Laut Opengear-Studie dauert eine Downtime heute im Schnitt 9,3 Stunden, fast zwei Stunden länger als 2020.(Bild:  © – profit_image – stock.adobe.com)
Laut Opengear-Studie dauert eine Downtime heute im Schnitt 9,3 Stunden, fast zwei Stunden länger als 2020.
(Bild: © – profit_image – stock.adobe.com)

Lange Downtimes sind der – leider sehr reale – Stoff, aus dem die Albträume vieler Organisationen gewoben sind. Die Studie „The many costs of downtime“ belege deren potenzielle Gefahr für Umsatz, Reputation und den Erfolg der digitalen Transformation.

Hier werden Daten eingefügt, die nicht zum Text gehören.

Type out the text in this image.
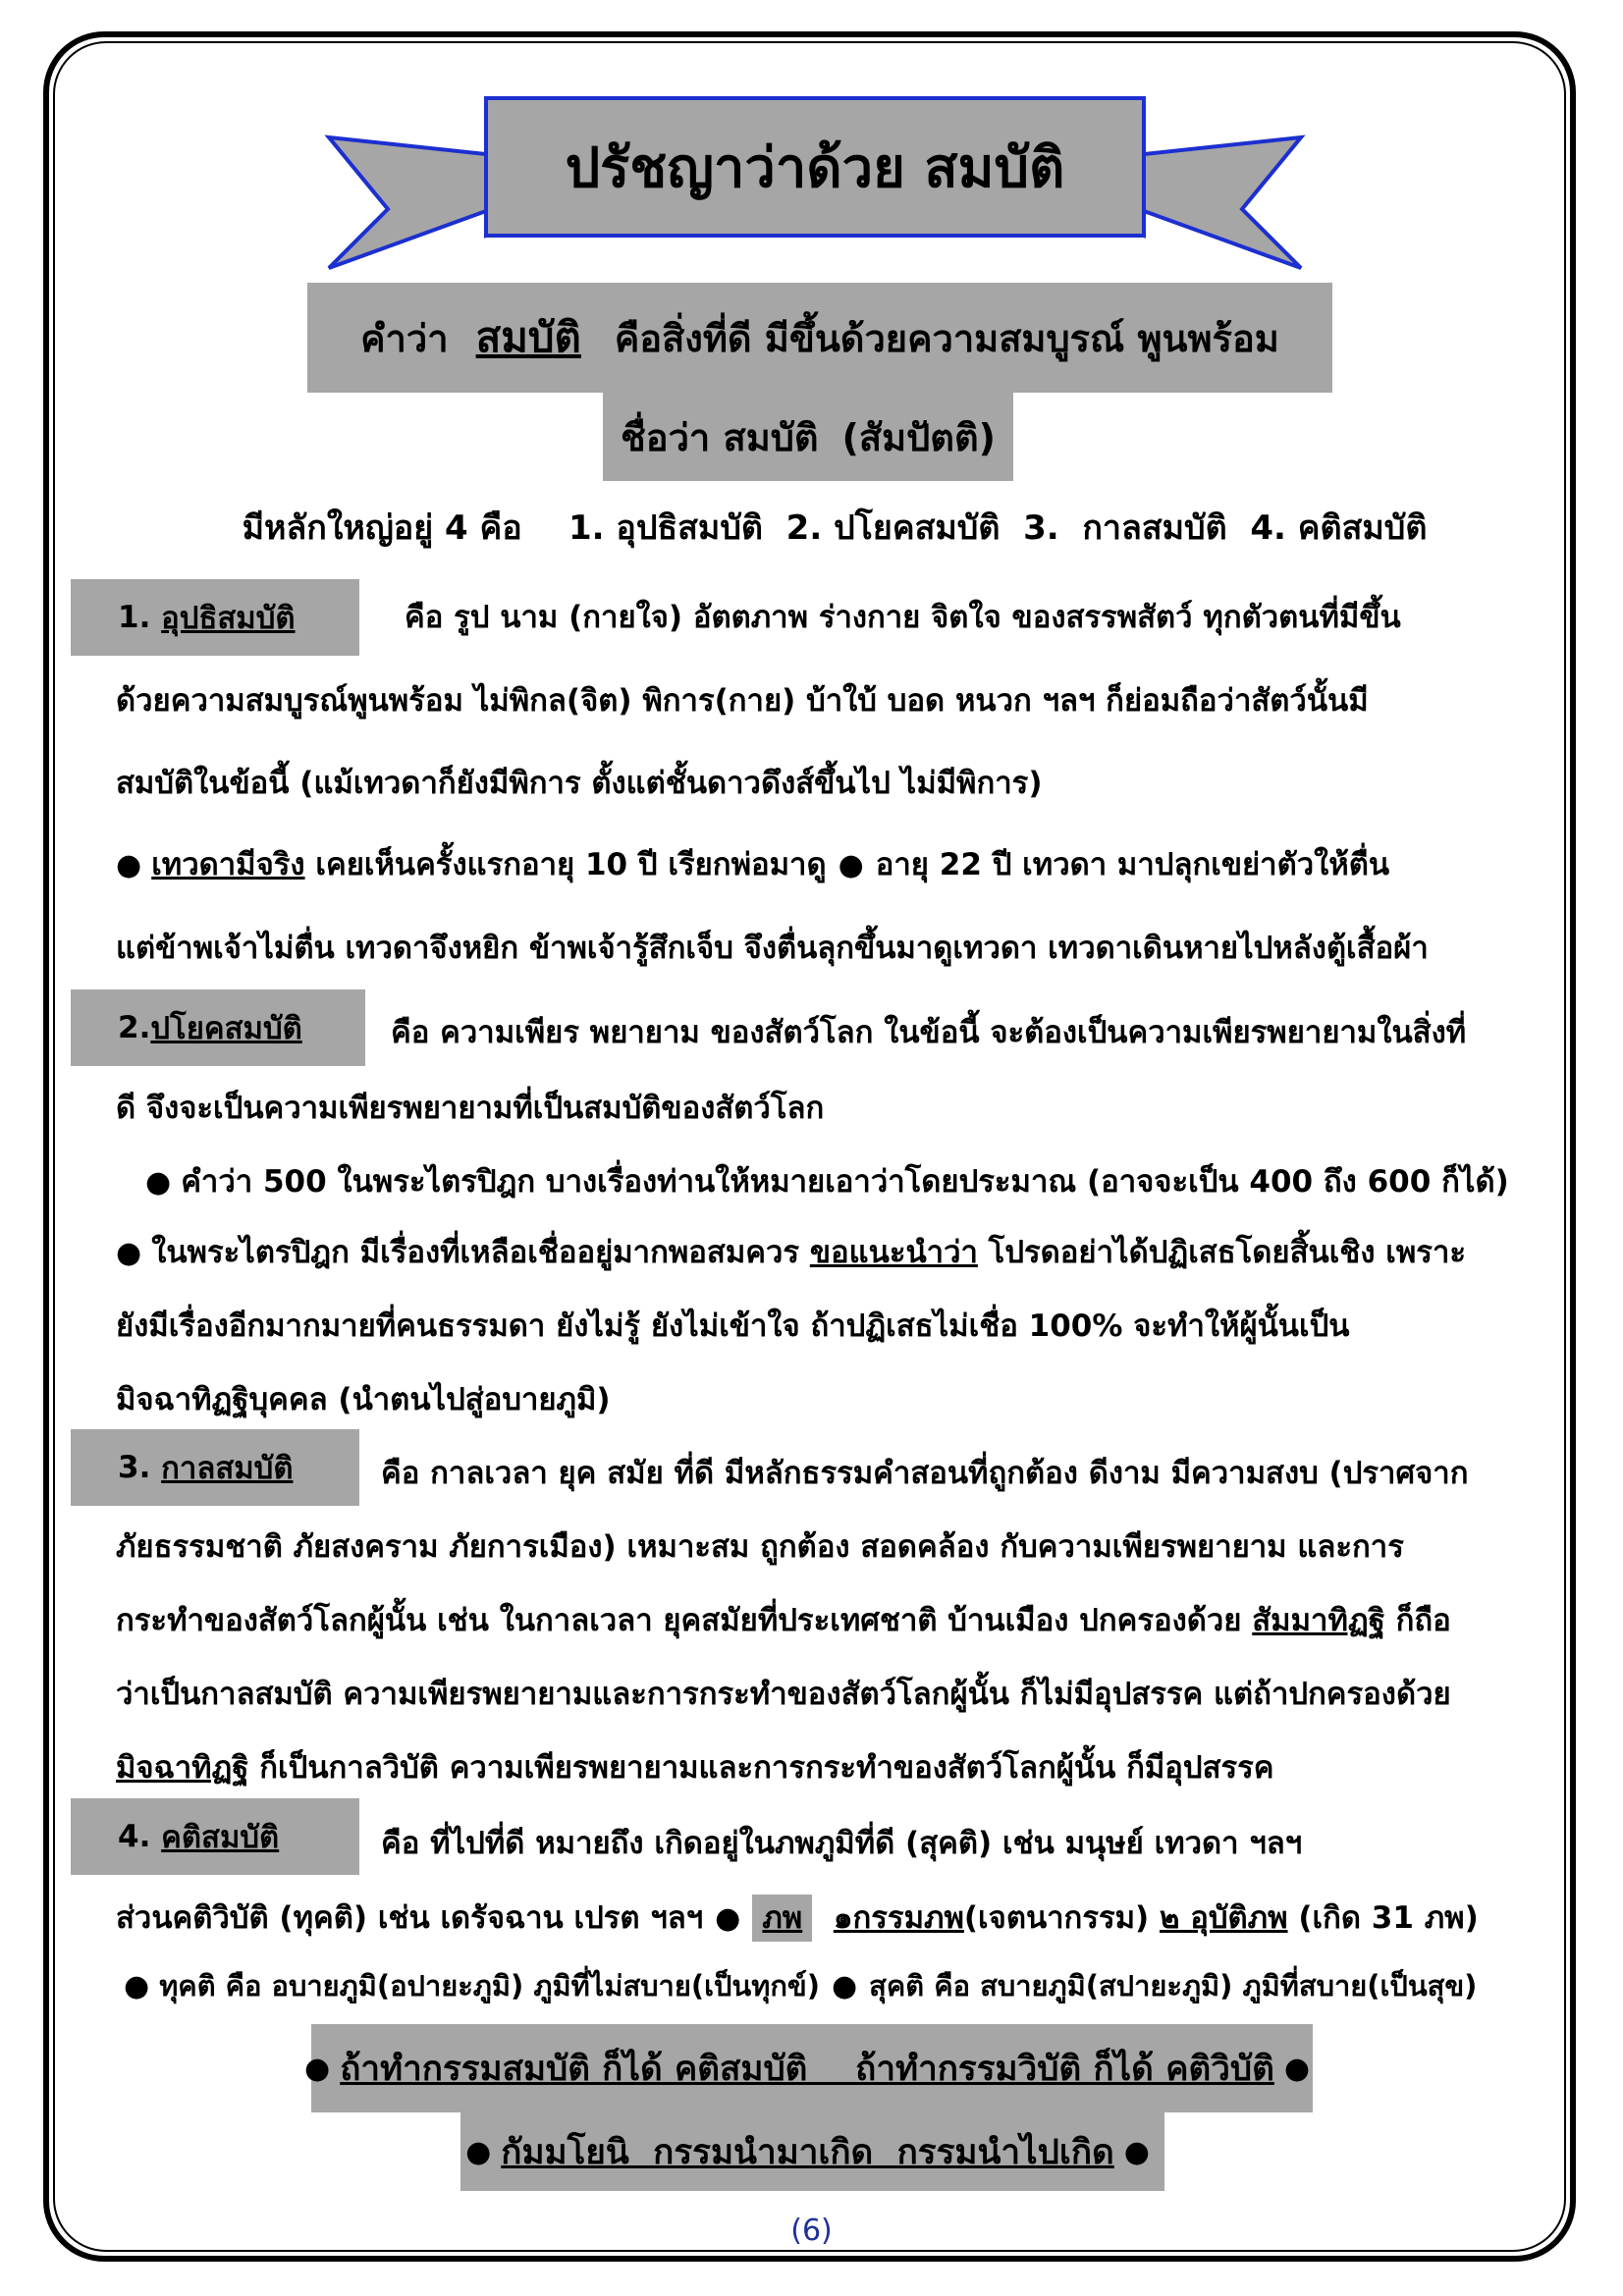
ปรัชญาว่าด้วย สมบัติ
คำว่า สมบัติ คือสิ่งที่ดี มีขึ้นด้วยความสมบูรณ์ พูนพร้อม
ชื่อว่า สมบัติ (สัมปัตติ)
มีหลักใหญ่อยู่ 4 คือ    1. อุปธิสมบัติ  2. ปโยคสมบัติ  3.  กาลสมบัติ  4. คติสมบัติ
1.
อุปธิสมบัติ	คือ รูป นาม (กายใจ) อัตตภาพ ร่างกาย จิตใจ ของสรรพสัตว์ ทุกตัวตนที่มีขึ้น
ด้วยความสมบูรณ์พูนพร้อม ไม่พิกล(จิต) พิการ(กาย) บ้าใบ้ บอด หนวก ฯลฯ ก็ย่อมถือว่าสัตว์นั้นมี
สมบัติในข้อนี้ (แม้เทวดาก็ยังมีพิการ ตั้งแต่ชั้นดาวดึงส์ขึ้นไป ไม่มีพิการ)
● เทวดามีจริง เคยเห็นครั้งแรกอายุ 10 ปี เรียกพ่อมาดู ● อายุ 22 ปี เทวดา มาปลุกเขย่าตัวให้ตื่น
แต่ข้าพเจ้าไม่ตื่น เทวดาจึงหยิก ข้าพเจ้ารู้สึกเจ็บ จึงตื่นลุกขึ้นมาดูเทวดา เทวดาเดินหายไปหลังตู้เสื้อผ้า
2. ปโยคสมบัติ	คือ ความเพียร พยายาม ของสัตว์โลก ในข้อนี้ จะต้องเป็นความเพียรพยายามในสิ่งที่
ดี จึงจะเป็นความเพียรพยายามที่เป็นสมบัติของสัตว์โลก
● คำว่า 500 ในพระไตรปิฎก บางเรื่องท่านให้หมายเอาว่าโดยประมาณ (อาจจะเป็น 400 ถึง 600 ก็ได้)
● ในพระไตรปิฎก มีเรื่องที่เหลือเชื่ออยู่มากพอสมควร ขอแนะนำว่า โปรดอย่าได้ปฏิเสธโดยสิ้นเชิง เพราะ
ยังมีเรื่องอีกมากมายที่คนธรรมดา ยังไม่รู้ ยังไม่เข้าใจ ถ้าปฏิเสธไม่เชื่อ 100% จะทำให้ผู้นั้นเป็น
มิจฉาทิฏฐิบุคคล (นำตนไปสู่อบายภูมิ)
3.
กาลสมบัติ	คือ กาลเวลา ยุค สมัย ที่ดี มีหลักธรรมคำสอนที่ถูกต้อง ดีงาม มีความสงบ (ปราศจาก
ภัยธรรมชาติ ภัยสงคราม ภัยการเมือง) เหมาะสม ถูกต้อง สอดคล้อง กับความเพียรพยายาม และการ
กระทำของสัตว์โลกผู้นั้น เช่น ในกาลเวลา ยุคสมัยที่ประเทศชาติ บ้านเมือง ปกครองด้วย สัมมาทิฏฐิ ก็ถือ
ว่าเป็นกาลสมบัติ ความเพียรพยายามและการกระทำของสัตว์โลกผู้นั้น ก็ไม่มีอุปสรรค แต่ถ้าปกครองด้วย
มิจฉาทิฏฐิ ก็เป็นกาลวิบัติ ความเพียรพยายามและการกระทำของสัตว์โลกผู้นั้น ก็มีอุปสรรค
4.
คติสมบัติ	คือ ที่ไปที่ดี หมายถึง เกิดอยู่ในภพภูมิที่ดี (สุคติ) เช่น มนุษย์ เทวดา ฯลฯ
ส่วนคติวิบัติ (ทุคติ) เช่น เดรัจฉาน เปรต ฯลฯ ● ภพ ๑กรรมภพ(เจตนากรรม) ๒ อุบัติภพ (เกิด 31 ภพ)
● ทุคติ คือ อบายภูมิ(อปายะภูมิ) ภูมิที่ไม่สบาย(เป็นทุกข์) ● สุคติ คือ สบายภูมิ(สปายะภูมิ) ภูมิที่สบาย(เป็นสุข)
● ถ้าทำกรรมสมบัติ ก็ได้ คติสมบัติ    ถ้าทำกรรมวิบัติ ก็ได้ คติวิบัติ ●
● กัมมโยนิ  กรรมนำมาเกิด  กรรมนำไปเกิด ●
(6)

Die Befragung von 500 CIOs und 500 Netzwerktechnikern aus Deutschland, Großbritannien, den USA, Frankreich und Australien zeige, dass nicht nur die Anzahl an Netzwerkausfällen steigt. Auch die mittlere Wiederherstellungszeit (Mean Time to Repair, MTTR) werde immer länger. Ein Grund sei die Notwendigkeit, Probleme vor Ort lösen zu müssen: 94 Prozent der befragten Network Engineers aus Deutschland gaben an, dass Mitarbeiter immer wieder verreisen müssten, um Netze direkt vor Ort wiederherzustellen. Unter anderem wegen der Reisezeit dauere eine Downtime deshalb heute im Schnitt 9,3 Stunden, fast zwei Stunden länger als 2020. Zudem würden teils hohe Kosten für Transport und Hotelaufenthalte entstehen.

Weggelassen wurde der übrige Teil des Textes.